Voilà en gros ce que je veux dire. Et comme je l'ai déjà dit simplement, vous n'êtes pas obligé de poursuivre, parce que ça va être un poil barbant à lire.


Réglons d'abord son cas à l'oracle. Le souci du type dans le bar, c'est le mensonge. En effet : « comment un événement peut avoir lieu tous les 90 ans si personne ne vit au delà de 72 et que la prêtresse est manifestement pas en mesure d'apprendre les rites et de les enseigner, comment est-ce qu'elle peut guider la communauté en rédigeant des carnets ? Comment sait-elle quoi écrire alors qu'elle sait pas écrire ? Comment la mémoire peut se prolonger dans ces conditions ? » Ça le gênait. Il comprenait pas. Une première réponse c'est le mensonge : cette date est arbitraire et fausse et faut pas la croire. Ce n'est pas le seul mensonge proféré dans le film. D'ailleurs, les parents de Pelle sont morts dans un incendie et on comprend sans mal qu'ils sont morts pendant le festival. Ça m'étonnerait franchement qu'ils soient morts 90 ans avant les événements montrés. Mais si la gamine n'est pas là pour garder et véhiculer la mémoire des rites, à quoi sert-elle ? La chose nous est dite : elle est née d'une union incestueuse volontaire. Elle est sacrée parce que sacrilège et rappelle à la communauté les risques de dégénérescence liés à l'inceste et la nécessité, pendant les années de pèlerinage, de ramener des gens de l'extérieur. Ses dessins sont alors soit de la poudre aux yeux, un leurre, le vrai mensonge, soit sa manière de réagir aux événements, de les exprimer. Ce seraient alors bien des histoires. Histoires des sentiments communautaires que seul un œil exercé peut décrypter. Si ce sont là des histoires sentimentales, comme la mémoire des gestes rituels est-elle véhiculée ? Non par les livres comme chez nous, mais par les lieux. Les lieux, par leurs images, imprègnent les membres de la communauté de la connaissance des rites et des actions à mener. Toute la mémoire est communautaire : présente en chacun des membres et dans tous les lieux qu'ils partagent. C'est dire que la mémoire dans ce film n'est pas l'image mentale individuelle mais l'image sociale et physique. Elle passe par les corps et l'espace, devenu l'équivalent d'un film dans lequel les corps évoluent et je crois vraiment que ce film n'est rien d'autre que ça, une réflexion sur l'image, sur notre rapport aux images et le pouvoir des images. Ce qui se jouait déjà un peu avec les maisons miniatures d'Hereditary.
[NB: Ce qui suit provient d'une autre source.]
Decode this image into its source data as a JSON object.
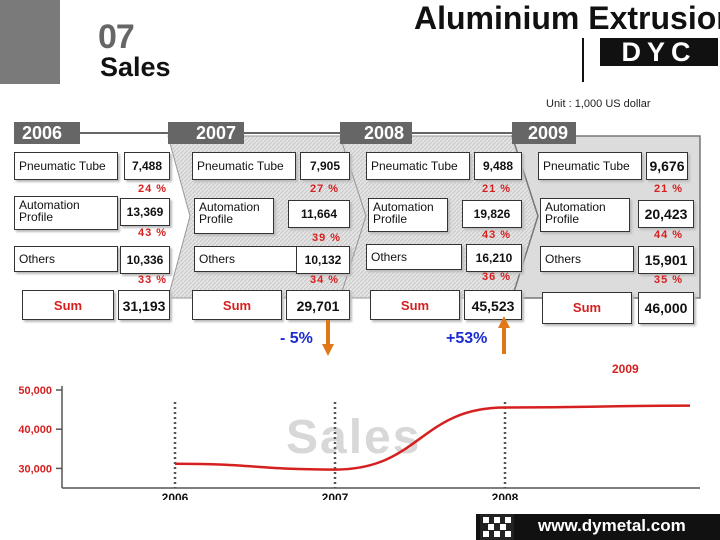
{
  "header": {
    "slide_number": "07",
    "section_title": "Sales",
    "brand_title": "Aluminium Extrusion",
    "brand_sub": "DYC",
    "unit": "Unit : 1,000 US dollar"
  },
  "years": [
    {
      "year": "2006",
      "rows": [
        {
          "label": "Pneumatic Tube",
          "value": "7,488",
          "pct": "24 %"
        },
        {
          "label": "Automation Profile",
          "value": "13,369",
          "pct": "43 %"
        },
        {
          "label": "Others",
          "value": "10,336",
          "pct": "33 %"
        }
      ],
      "sum_label": "Sum",
      "sum_value": "31,193"
    },
    {
      "year": "2007",
      "rows": [
        {
          "label": "Pneumatic Tube",
          "value": "7,905",
          "pct": "27 %"
        },
        {
          "label": "Automation Profile",
          "value": "11,664",
          "pct": "39 %"
        },
        {
          "label": "Others",
          "value": "10,132",
          "pct": "34 %"
        }
      ],
      "sum_label": "Sum",
      "sum_value": "29,701",
      "change": "- 5%"
    },
    {
      "year": "2008",
      "rows": [
        {
          "label": "Pneumatic Tube",
          "value": "9,488",
          "pct": "21 %"
        },
        {
          "label": "Automation Profile",
          "value": "19,826",
          "pct": "43 %"
        },
        {
          "label": "Others",
          "value": "16,210",
          "pct": "36 %"
        }
      ],
      "sum_label": "Sum",
      "sum_value": "45,523",
      "change": "+53%"
    },
    {
      "year": "2009",
      "rows": [
        {
          "label": "Pneumatic Tube",
          "value": "9,676",
          "pct": "21 %"
        },
        {
          "label": "Automation Profile",
          "value": "20,423",
          "pct": "44 %"
        },
        {
          "label": "Others",
          "value": "15,901",
          "pct": "35 %"
        }
      ],
      "sum_label": "Sum",
      "sum_value": "46,000"
    }
  ],
  "chart": {
    "year_marker": "2009",
    "watermark": "Sales",
    "y_ticks": [
      "50,000",
      "40,000",
      "30,000"
    ],
    "x_ticks": [
      "2006",
      "2007",
      "2008"
    ]
  },
  "chart_data": {
    "type": "line",
    "x": [
      "2006",
      "2007",
      "2008",
      "2009"
    ],
    "series": [
      {
        "values": [
          31193,
          29701,
          45523,
          46000
        ]
      }
    ],
    "ylim": [
      25000,
      50000
    ],
    "yticks": [
      30000,
      40000,
      50000
    ],
    "xlabel": "",
    "ylabel": "",
    "title": "",
    "grid": false,
    "colors": {
      "line": "#d62020",
      "axis": "#555555"
    }
  },
  "footer": {
    "website": "www.dymetal.com"
  },
  "colors": {
    "accent_red": "#d62020",
    "blue": "#1a2bd0",
    "orange": "#e07818",
    "gray_tab": "#666666"
  }
}
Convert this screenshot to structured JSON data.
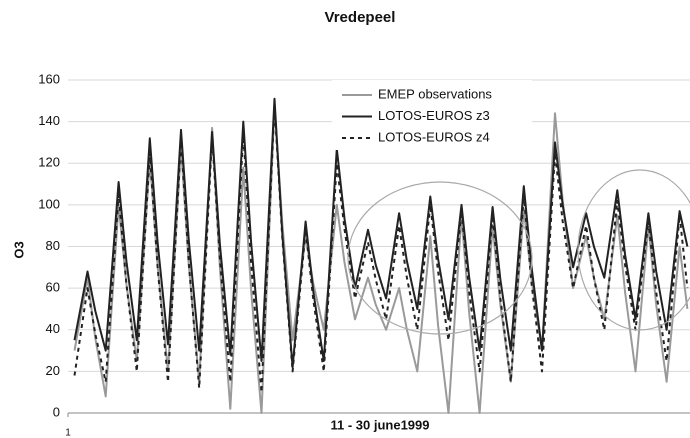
{
  "chart_data": {
    "type": "line",
    "title": "Vredepeel",
    "xlabel": "11  - 30 june1999",
    "ylabel": "O3",
    "x": [
      6,
      16,
      22,
      30,
      40,
      46,
      54,
      64,
      70,
      78,
      88,
      94,
      102,
      112,
      118,
      126,
      136,
      142,
      150,
      160,
      166,
      174,
      184,
      190,
      198,
      208,
      214,
      222,
      232,
      238,
      246,
      256,
      262,
      270,
      280,
      286,
      294,
      304,
      310,
      318,
      328,
      334,
      342,
      352,
      358,
      366,
      376,
      382,
      390,
      400,
      406,
      414,
      424,
      430,
      438,
      448,
      454,
      462,
      472,
      478
    ],
    "xlim": [
      1,
      480
    ],
    "xticks": [
      1
    ],
    "ylim": [
      0,
      160
    ],
    "yticks": [
      0,
      20,
      40,
      60,
      80,
      100,
      120,
      140,
      160
    ],
    "grid": true,
    "legend": "upper right",
    "series": [
      {
        "name": "EMEP observations",
        "color": "#9a9a9a",
        "style": "solid",
        "values": [
          30,
          65,
          36,
          8,
          100,
          62,
          25,
          122,
          71,
          20,
          128,
          71,
          15,
          137,
          70,
          2,
          118,
          59,
          0,
          148,
          91,
          35,
          85,
          62,
          40,
          100,
          72,
          45,
          65,
          52,
          40,
          60,
          40,
          20,
          85,
          42,
          0,
          95,
          48,
          0,
          90,
          52,
          15,
          98,
          64,
          30,
          144,
          102,
          60,
          85,
          65,
          45,
          95,
          58,
          20,
          90,
          52,
          15,
          80,
          50
        ]
      },
      {
        "name": "LOTOS-EUROS z3",
        "color": "#222222",
        "style": "solid",
        "values": [
          35,
          68,
          49,
          30,
          111,
          73,
          35,
          132,
          82,
          33,
          136,
          83,
          30,
          135,
          81,
          28,
          140,
          82,
          25,
          151,
          86,
          22,
          92,
          58,
          25,
          127,
          93,
          60,
          88,
          71,
          55,
          96,
          73,
          50,
          104,
          74,
          45,
          100,
          65,
          30,
          99,
          64,
          30,
          109,
          70,
          30,
          130,
          100,
          70,
          96,
          80,
          65,
          107,
          76,
          45,
          96,
          68,
          40,
          97,
          80
        ]
      },
      {
        "name": "LOTOS-EUROS z4",
        "color": "#222222",
        "style": "dashed",
        "values": [
          18,
          60,
          38,
          15,
          105,
          62,
          20,
          125,
          70,
          15,
          132,
          72,
          12,
          133,
          74,
          15,
          135,
          72,
          10,
          148,
          84,
          20,
          88,
          54,
          20,
          120,
          88,
          55,
          82,
          64,
          45,
          90,
          65,
          40,
          100,
          68,
          35,
          97,
          58,
          20,
          95,
          55,
          15,
          105,
          62,
          20,
          125,
          92,
          60,
          90,
          65,
          40,
          102,
          71,
          40,
          92,
          58,
          25,
          95,
          60
        ]
      }
    ]
  }
}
Quelles sont les images, les types d'images, que le film met en jeu ? Il y a le film lui-même, les plans. Il y a les peintures et les photographies présentes dans les décors urbains, puis les innombrables décorations au sein de la communauté. Les mots aussi, qui sont les images sonores des pensées. Au début du film, les plans, les décors, dénoncent l'ambiguïté des personnages, leur isolement, leurs mensonges. Les plans du début indiquent la glaciation des rapports humains, filtrés par les écrans, les téléphones, creusent la distance entre les personnages qui ne sont jamais dans le même espace bien qu'ils soient tous dans la même pièce : coupés les uns des autres quand ils se parlent, ils ne parlent, par la magie des plans, qu'à des reflets. Reflets qui trahissent la duplicité de Christian. À aucun moment il n'est sincère, il se cache derrière les mots pour masquer ses pensées et masquer qui il est. Il ment, et par là il montre la véritable fonction du langage : masquer nos réelles pensées, nous dissimuler et nous éviter de nous trahir. Comme on ne peut se fier à ce qu'il dit, l'espace autour de lui parle à sa place et nous le révèle : la première fois qu'on le voit, il a deux paires de seins au dessus de la tête. Il ne pense qu'à ça. À son bureau, l'image la plus grande est celle d'un homme assis qui se dissimule le visage dans sa main. Pendant la dispute il est vu dans un miroir. Dans le salon où tous les amis sont réunis, ils sont tous devant leur ordinateur ou un livre ou un cahier, Christian lui est dans le miroir encore, dans un espace qui n'appartient qu'à lui, loin de tout. Il est aussi associé, dans l'appartement de Dani, à l'ours. Comme on dit, c'est un « ours mal-léché », un animal farouche et peu communicatif, un ours en peluche, qui réconforte et soutient mollement dans l'exacte mesure où l'on se soutient soi-même en le serrant contre soi. Aucun réconfort ne pourrait venir de Josh non plus : dans le salon, il a la tête dans les livres, dans le cadre limité de la bibliothèque derrière lui, dans ses notes qui dans son dos dessinent un brouillard opaque, l'isolant des autres. Dès que la conversation devient personnelle il s'éclipse et ne parle jamais que travail : il est inaccessible.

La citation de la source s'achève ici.